Cuando en su discurso Aguirre mostró su dimensión más humana –las presidentas también lloran–, se estaba refiriendo, en el capítulo de los agradecimientos, a su familia al completo sin olvidar a su marido, Fernando Ramírez de Haro, de quien subrayó su "patriotismo". "Para mí, lo más importante", puntualizó Aguirre. Este brindis al sol patriótico confirmó que la presidenta madrileña procura no dar puntada sin hilo. España, al parecer, es el nexo de unión más sólido entre don Fernando y doña Esperanza, lo que aparte de ser emotivo habrá colmado de satisfacción al electorado mayoritario del PP. En sus casi cuatro años de mandato, Aguirre no ha desaprovechado ocasión para emular a Agustina de Aragón frente a las tropas napoleónicas, a pesar de que aquella heroína en realidad había nacido en Barcelona.
Da la sensación de que, tras las urnas del 27-M, a Esperanza Aguirre le está sonriendo la fortuna más que a Gallardón. El alcalde no termina de quitarse de encima el síndrome Corulla, un asunto que no le beneficia nada y que, por el contrario, le puede perjudicar mucho en su carrera hacia la Moncloa. Este affaire–que bascula entre la prensa del corazón y la Operación Malaya– no ha desaparecido, después de haber irrumpido de pronto hacia el final de la campaña electoral impulsado por Miguel Sebastián. Lo más asombroso es que el caso aludido tardara tanto tiempo en salir a escena.

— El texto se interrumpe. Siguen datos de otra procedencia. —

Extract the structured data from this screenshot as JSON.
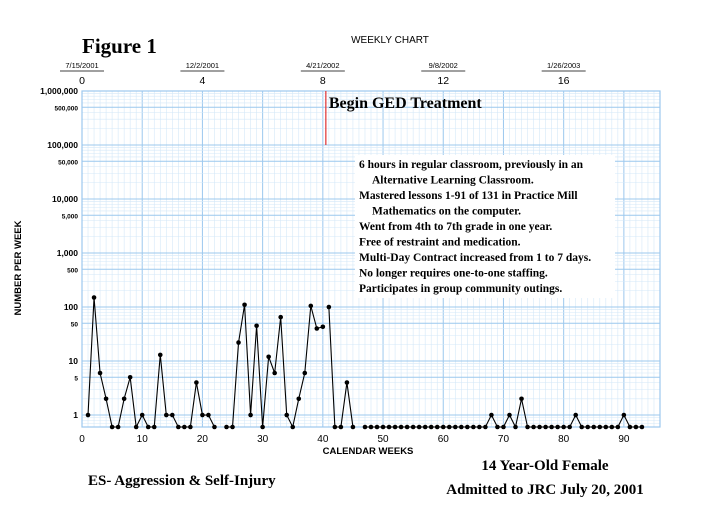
{
  "figure_label": "Figure 1",
  "chart_data": {
    "type": "line",
    "title": "WEEKLY CHART",
    "xlabel": "CALENDAR WEEKS",
    "ylabel": "NUMBER PER WEEK",
    "y_scale": "log",
    "ylim": [
      0.6,
      1000000
    ],
    "xlim": [
      0,
      96
    ],
    "grid": true,
    "x_ticks": [
      0,
      10,
      20,
      30,
      40,
      50,
      60,
      70,
      80,
      90
    ],
    "y_ticks": [
      {
        "value": 1,
        "label": "1"
      },
      {
        "value": 5,
        "label": "5"
      },
      {
        "value": 10,
        "label": "10"
      },
      {
        "value": 50,
        "label": "50"
      },
      {
        "value": 100,
        "label": "100"
      },
      {
        "value": 500,
        "label": "500"
      },
      {
        "value": 1000,
        "label": "1,000"
      },
      {
        "value": 5000,
        "label": "5,000"
      },
      {
        "value": 10000,
        "label": "10,000"
      },
      {
        "value": 50000,
        "label": "50,000"
      },
      {
        "value": 100000,
        "label": "100,000"
      },
      {
        "value": 500000,
        "label": "500,000"
      },
      {
        "value": 1000000,
        "label": "1,000,000"
      }
    ],
    "top_axis": [
      {
        "week": 0,
        "date": "7/15/2001",
        "label": "0"
      },
      {
        "week": 20,
        "date": "12/2/2001",
        "label": "4"
      },
      {
        "week": 40,
        "date": "4/21/2002",
        "label": "8"
      },
      {
        "week": 60,
        "date": "9/8/2002",
        "label": "12"
      },
      {
        "week": 80,
        "date": "1/26/2003",
        "label": "16"
      }
    ],
    "phase_line": {
      "x": 40.5,
      "label": "Begin GED Treatment",
      "color": "#e03030"
    },
    "series": [
      {
        "color": "#000000",
        "segments": [
          [
            [
              1,
              1
            ],
            [
              2,
              150
            ],
            [
              3,
              6
            ],
            [
              4,
              2
            ],
            [
              5,
              0.6
            ],
            [
              6,
              0.6
            ],
            [
              7,
              2
            ],
            [
              8,
              5
            ],
            [
              9,
              0.6
            ],
            [
              10,
              1
            ],
            [
              11,
              0.6
            ],
            [
              12,
              0.6
            ],
            [
              13,
              13
            ],
            [
              14,
              1
            ],
            [
              15,
              1
            ],
            [
              16,
              0.6
            ],
            [
              17,
              0.6
            ],
            [
              18,
              0.6
            ],
            [
              19,
              4
            ],
            [
              20,
              1
            ],
            [
              21,
              1
            ],
            [
              22,
              0.6
            ]
          ],
          [
            [
              24,
              0.6
            ],
            [
              25,
              0.6
            ],
            [
              26,
              22
            ],
            [
              27,
              110
            ],
            [
              28,
              1
            ],
            [
              29,
              45
            ],
            [
              30,
              0.6
            ],
            [
              31,
              12
            ],
            [
              32,
              6
            ],
            [
              33,
              65
            ],
            [
              34,
              1
            ],
            [
              35,
              0.6
            ],
            [
              36,
              2
            ],
            [
              37,
              6
            ],
            [
              38,
              105
            ],
            [
              39,
              40
            ],
            [
              40,
              43
            ]
          ],
          [
            [
              41,
              100
            ],
            [
              42,
              0.6
            ],
            [
              43,
              0.6
            ],
            [
              44,
              4
            ],
            [
              45,
              0.6
            ]
          ],
          [
            [
              47,
              0.6
            ],
            [
              48,
              0.6
            ],
            [
              49,
              0.6
            ],
            [
              50,
              0.6
            ],
            [
              51,
              0.6
            ],
            [
              52,
              0.6
            ],
            [
              53,
              0.6
            ],
            [
              54,
              0.6
            ],
            [
              55,
              0.6
            ],
            [
              56,
              0.6
            ],
            [
              57,
              0.6
            ],
            [
              58,
              0.6
            ],
            [
              59,
              0.6
            ],
            [
              60,
              0.6
            ],
            [
              61,
              0.6
            ],
            [
              62,
              0.6
            ],
            [
              63,
              0.6
            ],
            [
              64,
              0.6
            ],
            [
              65,
              0.6
            ],
            [
              66,
              0.6
            ],
            [
              67,
              0.6
            ],
            [
              68,
              1
            ],
            [
              69,
              0.6
            ],
            [
              70,
              0.6
            ],
            [
              71,
              1
            ],
            [
              72,
              0.6
            ],
            [
              73,
              2
            ],
            [
              74,
              0.6
            ],
            [
              75,
              0.6
            ],
            [
              76,
              0.6
            ],
            [
              77,
              0.6
            ],
            [
              78,
              0.6
            ],
            [
              79,
              0.6
            ],
            [
              80,
              0.6
            ],
            [
              81,
              0.6
            ],
            [
              82,
              1
            ],
            [
              83,
              0.6
            ],
            [
              84,
              0.6
            ],
            [
              85,
              0.6
            ],
            [
              86,
              0.6
            ],
            [
              87,
              0.6
            ],
            [
              88,
              0.6
            ],
            [
              89,
              0.6
            ],
            [
              90,
              1
            ],
            [
              91,
              0.6
            ],
            [
              92,
              0.6
            ],
            [
              93,
              0.6
            ]
          ]
        ]
      }
    ],
    "annotation_lines": [
      "6 hours in regular classroom, previously in an",
      "Alternative Learning Classroom.",
      "Mastered lessons 1-91 of 131 in Practice Mill",
      "Mathematics on the computer.",
      "Went from 4th to 7th grade in one year.",
      "Free of restraint and medication.",
      "Multi-Day Contract increased from 1 to 7 days.",
      "No longer requires one-to-one staffing.",
      "Participates in group community outings."
    ]
  },
  "footer": {
    "left": "ES- Aggression & Self-Injury",
    "right_line1": "14 Year-Old Female",
    "right_line2": "Admitted to JRC July 20, 2001"
  },
  "colors": {
    "grid": "#9cc8ee",
    "grid_minor": "#d4e8f8",
    "phase": "#e03030"
  }
}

Una comida, en un restaurante de moda, presuntamente compartida por GaIlardón y Montserrat Corulla, llenó páginas de El País y acrecentó la leyenda. Con menos relieve, el mismo periódico señalaba hace unos días que el Ayuntamiento de Madrid había cerrado "la oficina técnica del PSOE que investigó a Corulla". "Fuentes del grupo socialista –precisaba ese periódico– explicaron que este equipo técnico fue el que investigó los expedientes relativos al palacio de Villagonzalo y el frontón Beti Jai, relacionados con la abogada Montserrat Corulla (...) y con la que el propio alcalde reconoció haber tenido una relación "personal". Por eso desde el PSOE aseguran que se trata de una "venganza" por haber removido esta relación durante la pasada campaña electoral".

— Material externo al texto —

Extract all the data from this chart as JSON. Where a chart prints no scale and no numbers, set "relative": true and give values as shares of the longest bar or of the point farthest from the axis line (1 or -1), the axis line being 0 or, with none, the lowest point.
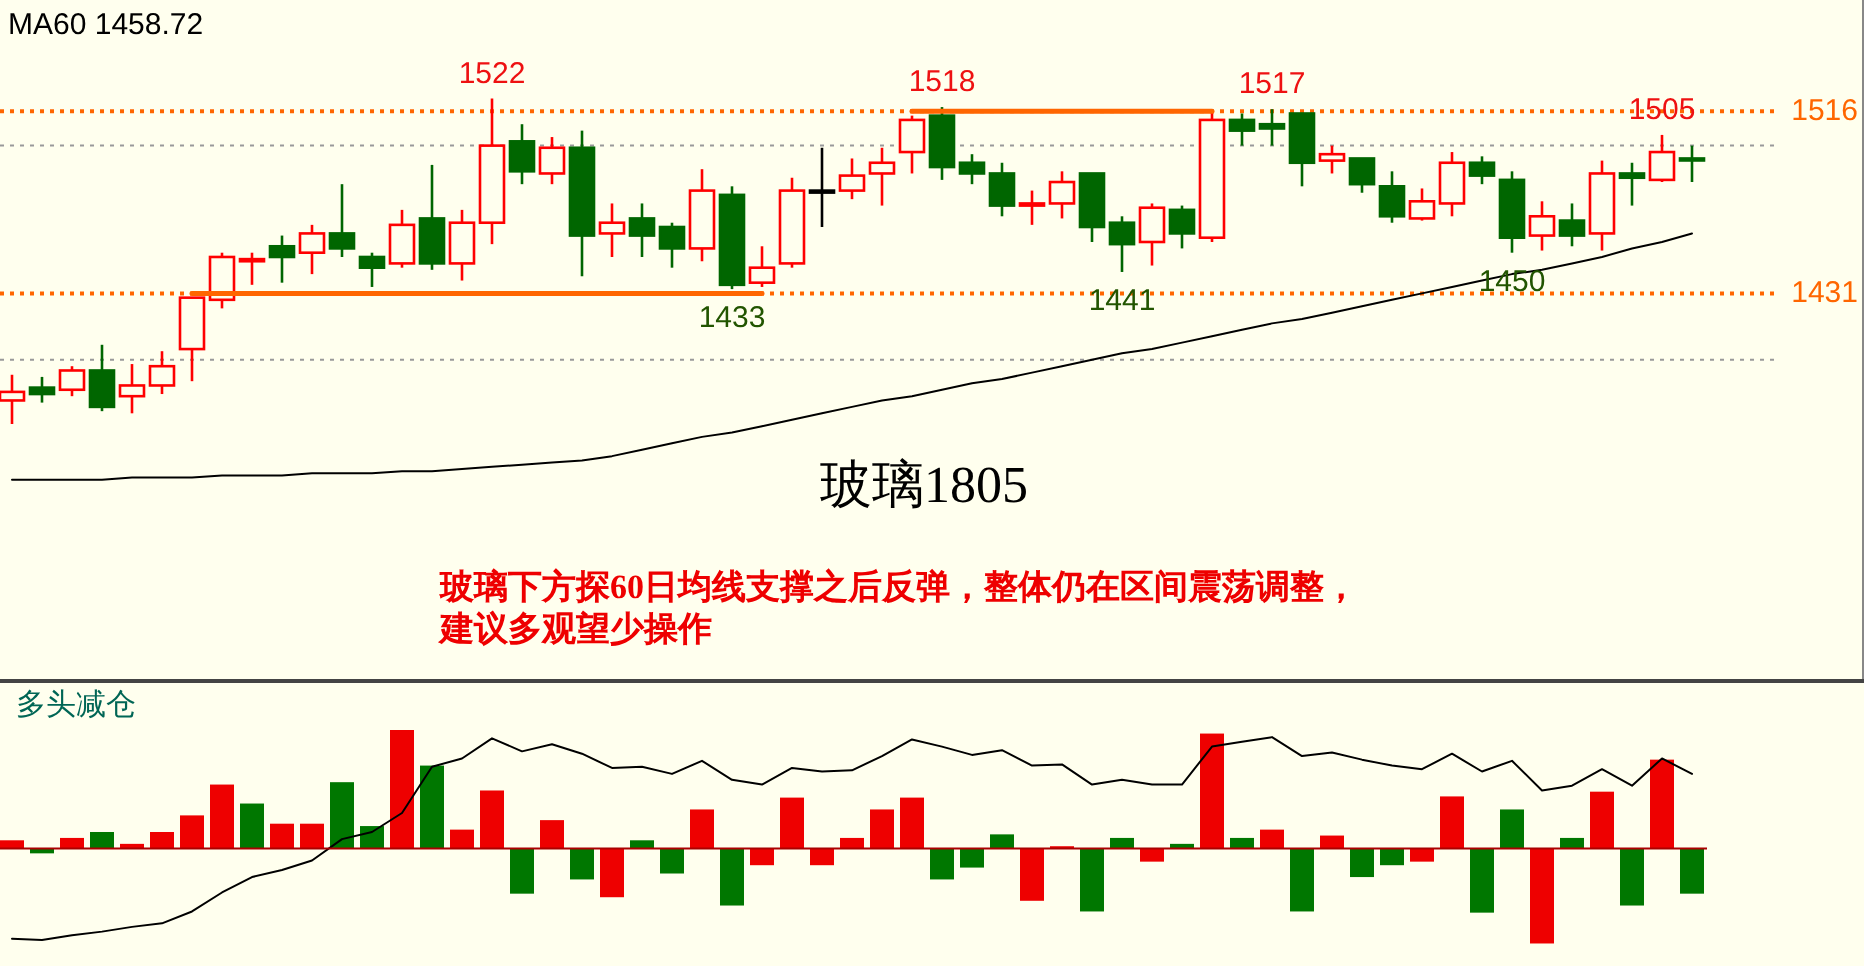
{
  "chart_data": [
    {
      "type": "candlestick",
      "title": "玻璃1805",
      "annotations": [
        "玻璃下方探60日均线支撑之后反弹，整体仍在区间震荡调整，",
        "建议多观望少操作",
        {
          "text": "1522",
          "y": 1522
        },
        {
          "text": "1518",
          "y": 1518
        },
        {
          "text": "1517",
          "y": 1517
        },
        {
          "text": "1505",
          "y": 1505
        },
        {
          "text": "1433",
          "y": 1433
        },
        {
          "text": "1441",
          "y": 1441
        },
        {
          "text": "1450",
          "y": 1450
        }
      ],
      "categories": [
        null,
        null,
        null,
        null,
        null,
        null,
        null,
        null,
        null,
        null,
        null,
        null,
        null,
        null,
        null,
        null,
        null,
        null,
        null,
        null,
        null,
        null,
        null,
        null,
        null,
        null,
        null,
        null,
        null,
        null,
        null,
        null,
        null,
        null,
        null,
        null,
        null,
        null,
        null,
        null,
        null,
        null,
        null,
        null,
        null,
        null,
        null,
        null,
        null,
        null,
        null,
        null,
        null,
        null,
        null,
        null,
        null
      ],
      "ohlc": [
        [
          1381,
          1393,
          1370,
          1385
        ],
        [
          1387,
          1392,
          1380,
          1384
        ],
        [
          1386,
          1397,
          1383,
          1395
        ],
        [
          1395,
          1407,
          1376,
          1378
        ],
        [
          1383,
          1398,
          1375,
          1388
        ],
        [
          1388,
          1404,
          1384,
          1397
        ],
        [
          1405,
          1429,
          1390,
          1429
        ],
        [
          1428,
          1450,
          1424,
          1448
        ],
        [
          1446,
          1450,
          1435,
          1447
        ],
        [
          1453,
          1458,
          1436,
          1448
        ],
        [
          1450,
          1463,
          1440,
          1459
        ],
        [
          1459,
          1482,
          1448,
          1452
        ],
        [
          1448,
          1450,
          1434,
          1443
        ],
        [
          1445,
          1470,
          1443,
          1463
        ],
        [
          1466,
          1491,
          1442,
          1445
        ],
        [
          1445,
          1470,
          1437,
          1464
        ],
        [
          1464,
          1522,
          1454,
          1500
        ],
        [
          1502,
          1510,
          1482,
          1488
        ],
        [
          1487,
          1504,
          1482,
          1499
        ],
        [
          1499,
          1507,
          1439,
          1458
        ],
        [
          1459,
          1473,
          1448,
          1464
        ],
        [
          1466,
          1473,
          1448,
          1458
        ],
        [
          1462,
          1464,
          1443,
          1452
        ],
        [
          1452,
          1489,
          1446,
          1479
        ],
        [
          1477,
          1481,
          1433,
          1435
        ],
        [
          1436,
          1453,
          1434,
          1443
        ],
        [
          1445,
          1485,
          1443,
          1479
        ],
        [
          1479,
          1499,
          1462,
          1479
        ],
        [
          1479,
          1494,
          1475,
          1486
        ],
        [
          1487,
          1499,
          1472,
          1492
        ],
        [
          1497,
          1514,
          1487,
          1512
        ],
        [
          1514,
          1518,
          1484,
          1490
        ],
        [
          1492,
          1496,
          1482,
          1487
        ],
        [
          1487,
          1492,
          1467,
          1472
        ],
        [
          1472,
          1479,
          1463,
          1473
        ],
        [
          1473,
          1488,
          1466,
          1483
        ],
        [
          1487,
          1487,
          1455,
          1462
        ],
        [
          1464,
          1467,
          1441,
          1454
        ],
        [
          1455,
          1473,
          1444,
          1471
        ],
        [
          1470,
          1472,
          1452,
          1459
        ],
        [
          1457,
          1516,
          1455,
          1512
        ],
        [
          1512,
          1515,
          1500,
          1507
        ],
        [
          1510,
          1517,
          1500,
          1508
        ],
        [
          1515,
          1515,
          1481,
          1492
        ],
        [
          1493,
          1500,
          1487,
          1496
        ],
        [
          1494,
          1494,
          1478,
          1482
        ],
        [
          1481,
          1488,
          1464,
          1467
        ],
        [
          1466,
          1480,
          1465,
          1474
        ],
        [
          1473,
          1497,
          1467,
          1492
        ],
        [
          1492,
          1495,
          1482,
          1486
        ],
        [
          1484,
          1488,
          1450,
          1457
        ],
        [
          1458,
          1474,
          1451,
          1467
        ],
        [
          1465,
          1473,
          1453,
          1458
        ],
        [
          1459,
          1493,
          1451,
          1487
        ],
        [
          1487,
          1492,
          1472,
          1485
        ],
        [
          1484,
          1505,
          1483,
          1497
        ],
        [
          1494,
          1500,
          1483,
          1494
        ]
      ],
      "colors": [
        "#ff0000",
        "#006600",
        "#ff0000",
        "#006600",
        "#ff0000",
        "#ff0000",
        "#ff0000",
        "#ff0000",
        "#ff0000",
        "#006600",
        "#ff0000",
        "#006600",
        "#006600",
        "#ff0000",
        "#006600",
        "#ff0000",
        "#ff0000",
        "#006600",
        "#ff0000",
        "#006600",
        "#ff0000",
        "#006600",
        "#006600",
        "#ff0000",
        "#006600",
        "#ff0000",
        "#ff0000",
        "#000000",
        "#ff0000",
        "#ff0000",
        "#ff0000",
        "#006600",
        "#006600",
        "#006600",
        "#ff0000",
        "#ff0000",
        "#006600",
        "#006600",
        "#ff0000",
        "#006600",
        "#ff0000",
        "#006600",
        "#006600",
        "#006600",
        "#ff0000",
        "#006600",
        "#006600",
        "#ff0000",
        "#ff0000",
        "#006600",
        "#006600",
        "#ff0000",
        "#006600",
        "#ff0000",
        "#006600",
        "#ff0000",
        "#006600"
      ],
      "series": [
        {
          "name": "MA60 1458.72",
          "type": "line",
          "color": "#000000",
          "values": [
            1344,
            1344,
            1344,
            1344,
            1345,
            1345,
            1345,
            1346,
            1346,
            1346,
            1347,
            1347,
            1347,
            1348,
            1348,
            1349,
            1350,
            1351,
            1352,
            1353,
            1355,
            1358,
            1361,
            1364,
            1366,
            1369,
            1372,
            1375,
            1378,
            1381,
            1383,
            1386,
            1389,
            1391,
            1394,
            1397,
            1400,
            1403,
            1405,
            1408,
            1411,
            1414,
            1417,
            1419,
            1422,
            1425,
            1428,
            1431,
            1434,
            1437,
            1440,
            1442,
            1445,
            1448,
            1452,
            1455,
            1459
          ]
        },
        {
          "type": "line",
          "color": "#ff6600",
          "values": [
            null,
            null,
            null,
            null,
            null,
            null,
            1431,
            1431,
            1431,
            1431,
            1431,
            1431,
            1431,
            1431,
            1431,
            1431,
            1431,
            1431,
            1431,
            1431,
            1431,
            1431,
            1431,
            1431,
            1431,
            1431,
            null,
            null,
            null,
            null,
            null,
            null,
            null,
            null,
            null,
            null,
            null,
            null,
            null,
            null,
            null,
            null,
            null,
            null,
            null,
            null,
            null,
            null,
            null,
            null,
            null,
            null,
            null,
            null,
            null,
            null,
            null
          ]
        },
        {
          "type": "line",
          "color": "#ff6600",
          "values": [
            null,
            null,
            null,
            null,
            null,
            null,
            null,
            null,
            null,
            null,
            null,
            null,
            null,
            null,
            null,
            null,
            null,
            null,
            null,
            null,
            null,
            null,
            null,
            null,
            null,
            null,
            null,
            null,
            null,
            null,
            1516,
            1516,
            1516,
            1516,
            1516,
            1516,
            1516,
            1516,
            1516,
            1516,
            1516,
            null,
            null,
            null,
            null,
            null,
            null,
            null,
            null,
            null,
            null,
            null,
            null,
            null,
            null,
            null,
            null
          ]
        }
      ],
      "ylim": [
        1250,
        1568
      ],
      "yticks": [
        1431,
        1516
      ],
      "ref_lines": [
        {
          "axis": "y",
          "value": 1516,
          "color": "#ff6600",
          "line_style": "dotted"
        },
        {
          "axis": "y",
          "value": 1431,
          "color": "#ff6600",
          "line_style": "dotted"
        },
        {
          "axis": "y",
          "value": 1500,
          "color": "#999999",
          "line_style": "dotted"
        },
        {
          "axis": "y",
          "value": 1400,
          "color": "#999999",
          "line_style": "dotted"
        }
      ]
    },
    {
      "type": "bar",
      "title": "多头减仓",
      "relative": true,
      "ref_lines": [
        {
          "axis": "y",
          "value": 0,
          "color": "#aa0000",
          "line_style": "solid"
        }
      ],
      "categories": [
        null,
        null,
        null,
        null,
        null,
        null,
        null,
        null,
        null,
        null,
        null,
        null,
        null,
        null,
        null,
        null,
        null,
        null,
        null,
        null,
        null,
        null,
        null,
        null,
        null,
        null,
        null,
        null,
        null,
        null,
        null,
        null,
        null,
        null,
        null,
        null,
        null,
        null,
        null,
        null,
        null,
        null,
        null,
        null,
        null,
        null,
        null,
        null,
        null,
        null,
        null,
        null,
        null,
        null,
        null,
        null,
        null
      ],
      "series": [
        {
          "type": "bar",
          "colors": [
            "#ee0000",
            "#007700",
            "#ee0000",
            "#007700",
            "#ee0000",
            "#ee0000",
            "#ee0000",
            "#ee0000",
            "#007700",
            "#ee0000",
            "#ee0000",
            "#007700",
            "#007700",
            "#ee0000",
            "#007700",
            "#ee0000",
            "#ee0000",
            "#007700",
            "#ee0000",
            "#007700",
            "#ee0000",
            "#007700",
            "#007700",
            "#ee0000",
            "#007700",
            "#ee0000",
            "#ee0000",
            "#ee0000",
            "#ee0000",
            "#ee0000",
            "#ee0000",
            "#007700",
            "#007700",
            "#007700",
            "#ee0000",
            "#ee0000",
            "#007700",
            "#007700",
            "#ee0000",
            "#007700",
            "#ee0000",
            "#007700",
            "#ee0000",
            "#007700",
            "#ee0000",
            "#007700",
            "#007700",
            "#ee0000",
            "#ee0000",
            "#007700",
            "#007700",
            "#ee0000",
            "#007700",
            "#ee0000",
            "#007700",
            "#ee0000",
            "#007700"
          ],
          "values": [
            0.07,
            -0.04,
            0.09,
            0.14,
            0.04,
            0.14,
            0.28,
            0.54,
            0.38,
            0.21,
            0.21,
            0.56,
            0.19,
            1,
            0.7,
            0.16,
            0.49,
            -0.38,
            0.24,
            -0.26,
            -0.41,
            0.07,
            -0.21,
            0.33,
            -0.48,
            -0.14,
            0.43,
            -0.14,
            0.09,
            0.33,
            0.43,
            -0.26,
            -0.16,
            0.12,
            -0.44,
            0.02,
            -0.53,
            0.09,
            -0.11,
            0.04,
            0.97,
            0.09,
            0.16,
            -0.53,
            0.11,
            -0.24,
            -0.14,
            -0.11,
            0.44,
            -0.54,
            0.33,
            -0.8,
            0.09,
            0.48,
            -0.48,
            0.75,
            -0.38
          ]
        },
        {
          "type": "line",
          "color": "#000000",
          "values": [
            -0.76,
            -0.77,
            -0.73,
            -0.7,
            -0.66,
            -0.63,
            -0.53,
            -0.37,
            -0.24,
            -0.18,
            -0.1,
            0.08,
            0.14,
            0.3,
            0.69,
            0.76,
            0.93,
            0.82,
            0.88,
            0.8,
            0.68,
            0.69,
            0.63,
            0.74,
            0.58,
            0.54,
            0.68,
            0.65,
            0.66,
            0.78,
            0.92,
            0.86,
            0.79,
            0.83,
            0.7,
            0.71,
            0.54,
            0.58,
            0.54,
            0.54,
            0.86,
            0.9,
            0.94,
            0.78,
            0.81,
            0.75,
            0.7,
            0.67,
            0.8,
            0.65,
            0.74,
            0.49,
            0.53,
            0.67,
            0.53,
            0.76,
            0.63
          ]
        }
      ]
    }
  ]
}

A Gallardón le crecen los enanos. Por cierto, no faltan voces que aseguran que Esperanza Aguirre no sería ajena al ejercicio de echar leña al fuego. El efusivo abrazo entre Aguirre y Gallardón en la fiesta de la presidenta impidió comprobar si alguno de los dos –o los dos–ocultaba la daga. Veremos cuándo y cómo brilla su hoja corta de hasta tres o cuatro filos.